While analysts long had expected the Federal Open Market Committee (FOMC), the Fed’s monetary policy-setting body, to nudge interest rates higher for the first time since the financial crisis this month, the economy apparently lost enough steam in recent weeks to stay the body’s hand.
In its policy statement, the Fed said that inflation has not yet climbed from recent low levels. However, the FOMC said it expects inflation to rise gradually toward 2% over the medium term as the labor market continues to strengthen and the “transitory effects of declines in energy and import prices” fade.
“The Fed continues to do a balancing act,” said Perc Pineda, CUNA senior economist. “The U.S. economy is not in a recession, and definitely not overheating. The former calls for lower interest rates and the latter calls for higher interest rates. Currently, the chances of a recession or overheating are both slim. Hence, doing nothing is the most logical thing to do.”

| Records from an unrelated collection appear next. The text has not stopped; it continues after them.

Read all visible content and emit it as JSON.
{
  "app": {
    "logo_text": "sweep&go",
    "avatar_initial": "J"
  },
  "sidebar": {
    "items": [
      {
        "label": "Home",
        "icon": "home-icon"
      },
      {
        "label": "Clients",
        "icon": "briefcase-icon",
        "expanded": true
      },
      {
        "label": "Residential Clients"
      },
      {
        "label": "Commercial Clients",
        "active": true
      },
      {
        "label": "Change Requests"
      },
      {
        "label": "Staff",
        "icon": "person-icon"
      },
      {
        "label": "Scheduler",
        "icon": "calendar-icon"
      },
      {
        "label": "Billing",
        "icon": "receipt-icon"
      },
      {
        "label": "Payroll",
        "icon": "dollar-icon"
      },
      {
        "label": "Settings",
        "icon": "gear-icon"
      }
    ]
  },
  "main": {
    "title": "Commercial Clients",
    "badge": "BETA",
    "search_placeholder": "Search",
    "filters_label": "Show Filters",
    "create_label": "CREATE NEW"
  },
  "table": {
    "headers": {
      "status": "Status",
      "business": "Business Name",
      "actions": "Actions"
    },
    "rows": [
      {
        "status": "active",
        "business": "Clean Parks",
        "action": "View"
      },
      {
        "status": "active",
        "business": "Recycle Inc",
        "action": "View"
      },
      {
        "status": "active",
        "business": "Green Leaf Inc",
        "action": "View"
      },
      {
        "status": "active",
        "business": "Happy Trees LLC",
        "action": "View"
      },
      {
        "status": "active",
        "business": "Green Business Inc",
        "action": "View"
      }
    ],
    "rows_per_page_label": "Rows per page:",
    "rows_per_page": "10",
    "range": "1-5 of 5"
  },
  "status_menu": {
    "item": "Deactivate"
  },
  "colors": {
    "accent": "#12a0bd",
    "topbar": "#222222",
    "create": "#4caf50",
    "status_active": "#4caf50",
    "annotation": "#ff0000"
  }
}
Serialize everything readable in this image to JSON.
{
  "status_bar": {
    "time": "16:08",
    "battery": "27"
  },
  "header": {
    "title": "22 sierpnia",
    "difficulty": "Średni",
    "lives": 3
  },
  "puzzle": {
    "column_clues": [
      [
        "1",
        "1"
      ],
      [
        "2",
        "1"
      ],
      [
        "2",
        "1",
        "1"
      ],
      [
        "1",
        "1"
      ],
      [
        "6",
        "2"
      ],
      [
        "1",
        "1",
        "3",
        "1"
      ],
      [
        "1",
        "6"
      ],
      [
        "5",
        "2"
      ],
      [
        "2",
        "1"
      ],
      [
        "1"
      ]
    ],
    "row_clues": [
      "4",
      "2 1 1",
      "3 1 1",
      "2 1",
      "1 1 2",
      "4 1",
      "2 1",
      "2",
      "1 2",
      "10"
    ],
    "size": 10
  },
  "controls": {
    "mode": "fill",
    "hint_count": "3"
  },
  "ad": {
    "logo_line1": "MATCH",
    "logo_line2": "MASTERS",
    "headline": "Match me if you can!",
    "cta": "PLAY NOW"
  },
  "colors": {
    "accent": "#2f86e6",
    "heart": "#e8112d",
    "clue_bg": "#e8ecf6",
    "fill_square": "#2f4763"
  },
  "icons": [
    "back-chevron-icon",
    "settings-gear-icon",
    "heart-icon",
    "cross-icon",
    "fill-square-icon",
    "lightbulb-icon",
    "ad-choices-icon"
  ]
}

While the Fed said that both the labor and housing markets continue to improve, turbulent economic conditions abroad have given the committee cause for concern.
“The committee continues to see the risks to the outlook for economic activity and the labor market as nearly balanced, but is monitoring developments abroad,” the FOMC said.
Still, with Federal Reserve Chair Janet Yellen’s comments from earlier this year--that the Fed expects to raise interest rates at least twice before the calendar turns to 2016--likely echoing in analysts’ ears, all eyes now turn to the Fed’s next two-day meeting Oct. 27-28.